Cyanotype video. Centrifugal force pushing against the figure-ground distinction. An agglomeration of abstract light-shadow play, set in motion to evoke the transcendental, sublime experience created through a fusion of traditional, analogue in-camera photographic techniques with digital animation and compositing.

This movie was created primarily with in-camera techniques, supplemented with minimal digital compositing to join the various shots together. Drawing on the visionary tradition of Lumia, it transposes traditional optical approaches to digital imaging.


Bubbles in Koilon
5:00, 2020, HD (1920×1080)
music by Jean-Philippe Feiss

A hypnotic visual music piece made from the poetry of bokeh and optical distortions. Kinetic movements of the abstract exchange between form and substance, light and darkness, real and unseen that lie at the limits of perception are a ‘creation myth’ for optics, evoking a noumenal experience from the effervescence of illumination and kinesis. Made using a digital camera recording at ISO 51200 allowing the internal functions of the camera optics to become the image.


Michael Betancourt (b. 1971, United States) began working with digital errors and breakdowns, what is now called “Glitch Art,” in 1990 when the NewTek Video Toaster he was using to color shift a video malfunctioned and output a series of flickering and shifting patterns instead of what he was expecting.
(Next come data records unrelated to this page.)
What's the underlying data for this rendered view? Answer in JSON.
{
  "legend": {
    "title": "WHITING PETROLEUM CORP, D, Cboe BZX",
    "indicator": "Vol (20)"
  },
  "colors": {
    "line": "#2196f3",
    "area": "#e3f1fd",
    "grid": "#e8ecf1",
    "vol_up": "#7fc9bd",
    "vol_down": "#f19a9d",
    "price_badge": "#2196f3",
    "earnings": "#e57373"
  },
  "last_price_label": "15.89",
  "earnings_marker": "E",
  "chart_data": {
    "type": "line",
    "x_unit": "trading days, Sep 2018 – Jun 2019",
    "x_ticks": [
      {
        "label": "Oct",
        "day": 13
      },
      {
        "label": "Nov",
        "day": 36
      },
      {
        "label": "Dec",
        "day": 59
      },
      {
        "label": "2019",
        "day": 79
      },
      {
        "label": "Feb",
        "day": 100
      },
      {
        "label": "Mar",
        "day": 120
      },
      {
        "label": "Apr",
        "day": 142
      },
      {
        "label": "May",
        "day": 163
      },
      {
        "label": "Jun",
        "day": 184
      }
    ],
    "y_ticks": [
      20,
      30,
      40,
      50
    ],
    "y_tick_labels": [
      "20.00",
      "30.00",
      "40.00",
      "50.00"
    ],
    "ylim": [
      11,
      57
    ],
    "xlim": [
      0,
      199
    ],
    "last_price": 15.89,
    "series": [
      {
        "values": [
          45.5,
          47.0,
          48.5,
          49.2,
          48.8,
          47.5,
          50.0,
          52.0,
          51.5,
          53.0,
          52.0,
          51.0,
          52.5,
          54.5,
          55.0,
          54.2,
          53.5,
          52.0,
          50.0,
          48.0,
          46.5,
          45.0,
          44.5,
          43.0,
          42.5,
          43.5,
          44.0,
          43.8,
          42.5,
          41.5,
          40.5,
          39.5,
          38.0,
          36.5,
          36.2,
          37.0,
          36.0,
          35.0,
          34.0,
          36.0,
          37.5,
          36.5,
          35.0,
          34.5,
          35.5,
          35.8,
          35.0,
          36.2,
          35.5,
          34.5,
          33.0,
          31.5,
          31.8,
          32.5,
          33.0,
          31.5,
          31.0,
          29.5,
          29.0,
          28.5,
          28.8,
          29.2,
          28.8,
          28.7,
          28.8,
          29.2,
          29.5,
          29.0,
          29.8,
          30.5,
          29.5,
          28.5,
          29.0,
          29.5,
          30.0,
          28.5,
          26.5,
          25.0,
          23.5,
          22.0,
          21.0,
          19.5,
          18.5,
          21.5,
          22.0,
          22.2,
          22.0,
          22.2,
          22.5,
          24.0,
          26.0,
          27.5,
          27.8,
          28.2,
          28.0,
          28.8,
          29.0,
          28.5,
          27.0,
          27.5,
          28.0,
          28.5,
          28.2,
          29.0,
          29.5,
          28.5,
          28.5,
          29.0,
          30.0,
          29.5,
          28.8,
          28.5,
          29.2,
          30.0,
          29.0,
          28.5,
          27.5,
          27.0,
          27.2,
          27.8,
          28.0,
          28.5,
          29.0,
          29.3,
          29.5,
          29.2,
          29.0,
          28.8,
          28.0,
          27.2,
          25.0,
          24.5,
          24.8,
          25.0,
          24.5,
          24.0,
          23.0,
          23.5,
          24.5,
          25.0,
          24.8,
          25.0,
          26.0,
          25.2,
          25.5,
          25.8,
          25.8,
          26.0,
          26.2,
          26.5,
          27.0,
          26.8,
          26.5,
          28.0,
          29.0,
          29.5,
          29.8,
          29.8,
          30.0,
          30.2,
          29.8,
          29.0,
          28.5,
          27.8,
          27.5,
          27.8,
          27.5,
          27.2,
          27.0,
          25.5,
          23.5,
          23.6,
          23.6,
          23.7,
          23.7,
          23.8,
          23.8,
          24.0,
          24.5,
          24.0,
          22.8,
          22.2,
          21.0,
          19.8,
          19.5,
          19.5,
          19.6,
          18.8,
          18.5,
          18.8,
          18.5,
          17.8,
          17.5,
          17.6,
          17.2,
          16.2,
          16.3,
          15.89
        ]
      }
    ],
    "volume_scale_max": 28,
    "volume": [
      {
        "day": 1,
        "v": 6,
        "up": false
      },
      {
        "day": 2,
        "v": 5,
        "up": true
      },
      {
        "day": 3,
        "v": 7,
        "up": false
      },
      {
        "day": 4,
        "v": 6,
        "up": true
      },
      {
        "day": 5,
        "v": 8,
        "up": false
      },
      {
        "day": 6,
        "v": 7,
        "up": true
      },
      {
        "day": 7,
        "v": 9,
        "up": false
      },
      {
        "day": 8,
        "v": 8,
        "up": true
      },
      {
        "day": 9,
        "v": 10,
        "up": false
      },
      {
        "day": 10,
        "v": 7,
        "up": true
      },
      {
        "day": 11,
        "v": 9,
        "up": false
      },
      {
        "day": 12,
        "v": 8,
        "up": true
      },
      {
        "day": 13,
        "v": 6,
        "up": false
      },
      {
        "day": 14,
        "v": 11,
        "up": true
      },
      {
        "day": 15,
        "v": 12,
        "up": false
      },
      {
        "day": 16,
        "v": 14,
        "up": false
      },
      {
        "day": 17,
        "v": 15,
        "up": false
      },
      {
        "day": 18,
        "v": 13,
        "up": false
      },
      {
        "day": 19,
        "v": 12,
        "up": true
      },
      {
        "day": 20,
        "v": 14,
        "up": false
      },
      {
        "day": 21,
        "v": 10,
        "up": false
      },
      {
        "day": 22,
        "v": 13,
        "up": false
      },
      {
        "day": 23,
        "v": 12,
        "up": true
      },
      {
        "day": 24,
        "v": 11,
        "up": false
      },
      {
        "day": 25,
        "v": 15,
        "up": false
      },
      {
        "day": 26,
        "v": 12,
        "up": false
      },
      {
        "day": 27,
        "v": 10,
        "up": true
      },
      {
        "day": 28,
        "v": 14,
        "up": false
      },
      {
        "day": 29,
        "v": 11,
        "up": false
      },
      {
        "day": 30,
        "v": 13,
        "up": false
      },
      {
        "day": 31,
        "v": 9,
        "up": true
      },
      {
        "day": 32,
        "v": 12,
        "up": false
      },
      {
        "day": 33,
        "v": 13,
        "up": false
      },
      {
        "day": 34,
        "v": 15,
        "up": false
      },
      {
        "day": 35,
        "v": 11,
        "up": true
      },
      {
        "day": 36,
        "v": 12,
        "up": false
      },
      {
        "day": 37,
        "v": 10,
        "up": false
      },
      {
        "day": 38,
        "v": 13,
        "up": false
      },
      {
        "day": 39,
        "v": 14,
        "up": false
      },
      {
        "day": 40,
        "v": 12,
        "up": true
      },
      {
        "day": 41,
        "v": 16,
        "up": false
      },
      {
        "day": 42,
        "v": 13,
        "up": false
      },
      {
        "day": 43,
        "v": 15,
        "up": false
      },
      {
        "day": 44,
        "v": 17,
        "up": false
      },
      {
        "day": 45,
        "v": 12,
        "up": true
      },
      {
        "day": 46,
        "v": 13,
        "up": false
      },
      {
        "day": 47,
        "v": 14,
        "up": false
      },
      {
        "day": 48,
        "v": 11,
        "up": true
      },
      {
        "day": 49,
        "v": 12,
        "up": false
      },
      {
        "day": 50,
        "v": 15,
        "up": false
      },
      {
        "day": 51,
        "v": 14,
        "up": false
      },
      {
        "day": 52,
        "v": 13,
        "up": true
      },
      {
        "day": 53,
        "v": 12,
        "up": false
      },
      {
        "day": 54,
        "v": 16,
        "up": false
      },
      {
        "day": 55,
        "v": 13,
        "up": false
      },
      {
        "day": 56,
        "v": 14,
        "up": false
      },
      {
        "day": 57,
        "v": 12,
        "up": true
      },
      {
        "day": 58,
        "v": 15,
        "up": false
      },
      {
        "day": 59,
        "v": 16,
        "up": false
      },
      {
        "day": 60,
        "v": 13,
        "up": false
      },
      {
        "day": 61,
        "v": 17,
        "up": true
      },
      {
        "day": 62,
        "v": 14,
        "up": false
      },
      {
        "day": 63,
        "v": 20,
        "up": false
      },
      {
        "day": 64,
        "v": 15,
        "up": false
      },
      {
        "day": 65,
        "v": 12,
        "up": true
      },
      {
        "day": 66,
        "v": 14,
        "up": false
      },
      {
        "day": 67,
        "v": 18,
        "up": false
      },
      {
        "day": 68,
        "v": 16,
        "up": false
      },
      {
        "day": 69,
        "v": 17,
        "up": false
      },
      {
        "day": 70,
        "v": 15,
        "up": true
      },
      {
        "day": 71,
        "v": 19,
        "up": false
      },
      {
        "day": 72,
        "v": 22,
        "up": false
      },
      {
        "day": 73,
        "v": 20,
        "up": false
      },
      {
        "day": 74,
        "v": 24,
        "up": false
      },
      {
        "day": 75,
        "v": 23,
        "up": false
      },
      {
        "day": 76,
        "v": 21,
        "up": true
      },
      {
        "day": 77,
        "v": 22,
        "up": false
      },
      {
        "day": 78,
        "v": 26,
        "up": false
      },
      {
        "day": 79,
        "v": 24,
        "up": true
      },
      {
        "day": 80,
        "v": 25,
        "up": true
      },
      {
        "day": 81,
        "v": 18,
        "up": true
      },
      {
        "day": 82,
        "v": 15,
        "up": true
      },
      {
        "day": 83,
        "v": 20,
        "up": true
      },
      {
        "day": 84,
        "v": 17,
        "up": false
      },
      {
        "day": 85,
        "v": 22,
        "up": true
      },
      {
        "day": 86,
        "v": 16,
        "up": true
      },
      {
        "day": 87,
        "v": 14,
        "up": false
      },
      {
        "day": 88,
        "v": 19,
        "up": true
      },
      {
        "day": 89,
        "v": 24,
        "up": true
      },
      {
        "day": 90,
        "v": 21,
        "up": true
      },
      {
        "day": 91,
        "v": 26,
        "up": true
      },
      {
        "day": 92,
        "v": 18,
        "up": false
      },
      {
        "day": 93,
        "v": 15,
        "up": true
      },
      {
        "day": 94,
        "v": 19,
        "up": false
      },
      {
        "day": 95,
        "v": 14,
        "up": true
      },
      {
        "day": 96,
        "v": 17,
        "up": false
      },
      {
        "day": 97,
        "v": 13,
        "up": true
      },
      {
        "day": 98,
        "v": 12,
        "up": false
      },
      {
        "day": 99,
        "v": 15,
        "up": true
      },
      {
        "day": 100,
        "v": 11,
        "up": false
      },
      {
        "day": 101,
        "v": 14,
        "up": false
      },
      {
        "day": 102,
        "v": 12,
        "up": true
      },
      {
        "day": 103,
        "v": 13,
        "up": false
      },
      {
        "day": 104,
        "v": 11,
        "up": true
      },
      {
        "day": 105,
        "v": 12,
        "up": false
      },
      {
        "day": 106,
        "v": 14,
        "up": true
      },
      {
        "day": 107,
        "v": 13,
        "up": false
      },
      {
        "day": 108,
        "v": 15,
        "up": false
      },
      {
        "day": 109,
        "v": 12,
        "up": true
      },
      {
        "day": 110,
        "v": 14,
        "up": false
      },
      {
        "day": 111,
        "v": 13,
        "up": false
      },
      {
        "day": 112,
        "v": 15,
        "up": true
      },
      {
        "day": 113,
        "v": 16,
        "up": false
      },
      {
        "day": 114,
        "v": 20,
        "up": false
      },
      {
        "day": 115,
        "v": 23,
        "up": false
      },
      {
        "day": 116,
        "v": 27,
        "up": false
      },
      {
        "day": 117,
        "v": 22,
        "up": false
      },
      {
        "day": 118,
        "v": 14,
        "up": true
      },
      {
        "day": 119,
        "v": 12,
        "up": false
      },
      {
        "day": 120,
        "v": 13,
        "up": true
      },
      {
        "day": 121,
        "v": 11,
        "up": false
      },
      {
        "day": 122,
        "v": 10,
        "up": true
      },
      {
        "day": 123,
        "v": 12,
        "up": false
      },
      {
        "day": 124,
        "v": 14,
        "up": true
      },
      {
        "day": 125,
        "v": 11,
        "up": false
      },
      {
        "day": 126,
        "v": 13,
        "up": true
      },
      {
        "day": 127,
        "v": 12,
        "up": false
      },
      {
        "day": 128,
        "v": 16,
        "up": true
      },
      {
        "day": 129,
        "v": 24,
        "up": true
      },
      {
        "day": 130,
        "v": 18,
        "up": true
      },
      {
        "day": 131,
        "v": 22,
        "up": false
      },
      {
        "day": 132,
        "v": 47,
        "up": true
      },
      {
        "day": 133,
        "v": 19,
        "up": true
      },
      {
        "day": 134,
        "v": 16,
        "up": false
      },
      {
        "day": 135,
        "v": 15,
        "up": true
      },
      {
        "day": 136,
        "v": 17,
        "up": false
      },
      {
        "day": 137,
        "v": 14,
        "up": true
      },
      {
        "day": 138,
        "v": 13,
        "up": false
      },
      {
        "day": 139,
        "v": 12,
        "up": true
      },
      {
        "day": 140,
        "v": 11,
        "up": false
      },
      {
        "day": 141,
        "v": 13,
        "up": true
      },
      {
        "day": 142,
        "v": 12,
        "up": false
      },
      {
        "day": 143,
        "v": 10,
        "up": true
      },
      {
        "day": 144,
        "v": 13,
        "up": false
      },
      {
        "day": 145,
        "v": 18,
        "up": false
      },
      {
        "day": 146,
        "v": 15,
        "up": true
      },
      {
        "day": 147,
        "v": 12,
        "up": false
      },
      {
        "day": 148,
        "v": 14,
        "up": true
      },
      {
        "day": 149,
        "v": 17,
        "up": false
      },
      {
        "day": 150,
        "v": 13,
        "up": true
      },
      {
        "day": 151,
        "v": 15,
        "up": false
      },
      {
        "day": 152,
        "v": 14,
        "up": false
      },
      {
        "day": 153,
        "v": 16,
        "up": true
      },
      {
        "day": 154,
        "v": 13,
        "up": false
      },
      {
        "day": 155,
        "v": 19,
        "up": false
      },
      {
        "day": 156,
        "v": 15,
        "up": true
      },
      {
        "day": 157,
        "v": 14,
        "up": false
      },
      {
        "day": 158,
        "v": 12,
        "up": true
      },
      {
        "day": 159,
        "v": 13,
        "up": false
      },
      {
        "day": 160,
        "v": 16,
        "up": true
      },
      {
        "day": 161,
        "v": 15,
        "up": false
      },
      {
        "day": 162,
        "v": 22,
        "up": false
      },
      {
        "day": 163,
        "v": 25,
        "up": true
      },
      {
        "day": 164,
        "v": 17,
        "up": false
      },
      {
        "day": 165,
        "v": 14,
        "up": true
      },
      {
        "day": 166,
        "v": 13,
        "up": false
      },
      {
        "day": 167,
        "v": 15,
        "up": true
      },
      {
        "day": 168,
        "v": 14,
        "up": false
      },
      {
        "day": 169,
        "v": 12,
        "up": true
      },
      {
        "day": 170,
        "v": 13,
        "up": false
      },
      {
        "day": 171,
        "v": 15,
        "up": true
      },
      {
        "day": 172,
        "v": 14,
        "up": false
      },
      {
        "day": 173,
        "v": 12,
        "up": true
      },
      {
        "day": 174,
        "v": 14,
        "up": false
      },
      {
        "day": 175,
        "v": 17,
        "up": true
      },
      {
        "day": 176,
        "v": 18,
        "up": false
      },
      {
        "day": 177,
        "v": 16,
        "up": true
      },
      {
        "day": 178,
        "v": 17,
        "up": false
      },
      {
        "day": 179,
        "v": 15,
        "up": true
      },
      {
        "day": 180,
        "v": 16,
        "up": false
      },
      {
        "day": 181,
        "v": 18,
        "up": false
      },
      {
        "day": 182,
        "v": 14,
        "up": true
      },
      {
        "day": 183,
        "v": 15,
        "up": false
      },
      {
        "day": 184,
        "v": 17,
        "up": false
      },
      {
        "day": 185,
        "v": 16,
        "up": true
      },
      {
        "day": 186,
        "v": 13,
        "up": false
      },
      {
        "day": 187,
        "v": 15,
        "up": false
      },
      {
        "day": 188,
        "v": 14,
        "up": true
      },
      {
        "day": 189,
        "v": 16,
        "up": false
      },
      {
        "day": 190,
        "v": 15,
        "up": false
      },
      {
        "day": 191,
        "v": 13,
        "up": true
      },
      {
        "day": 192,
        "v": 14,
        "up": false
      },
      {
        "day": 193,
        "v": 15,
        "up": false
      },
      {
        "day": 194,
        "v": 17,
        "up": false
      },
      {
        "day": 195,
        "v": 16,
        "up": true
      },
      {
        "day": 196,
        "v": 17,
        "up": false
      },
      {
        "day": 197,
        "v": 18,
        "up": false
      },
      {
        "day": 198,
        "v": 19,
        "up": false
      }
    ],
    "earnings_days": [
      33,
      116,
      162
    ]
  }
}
Over the next decade, he worked with inducing and modulating errors in both static digital files, photochemical photographs, and analogue video, but the acceptance of visual glitches in art lagged several years behind their embrace in electronic music, leading to his understanding of glitched footage as simply one more category of material to manipulate and employ alongside more traditional imagery. His pioneering work with digital video glitches at the end of the twentieth century anticipated processes and techniques, such as “datamoshing” and “pixelsorting,” before these methods became codified and familiar.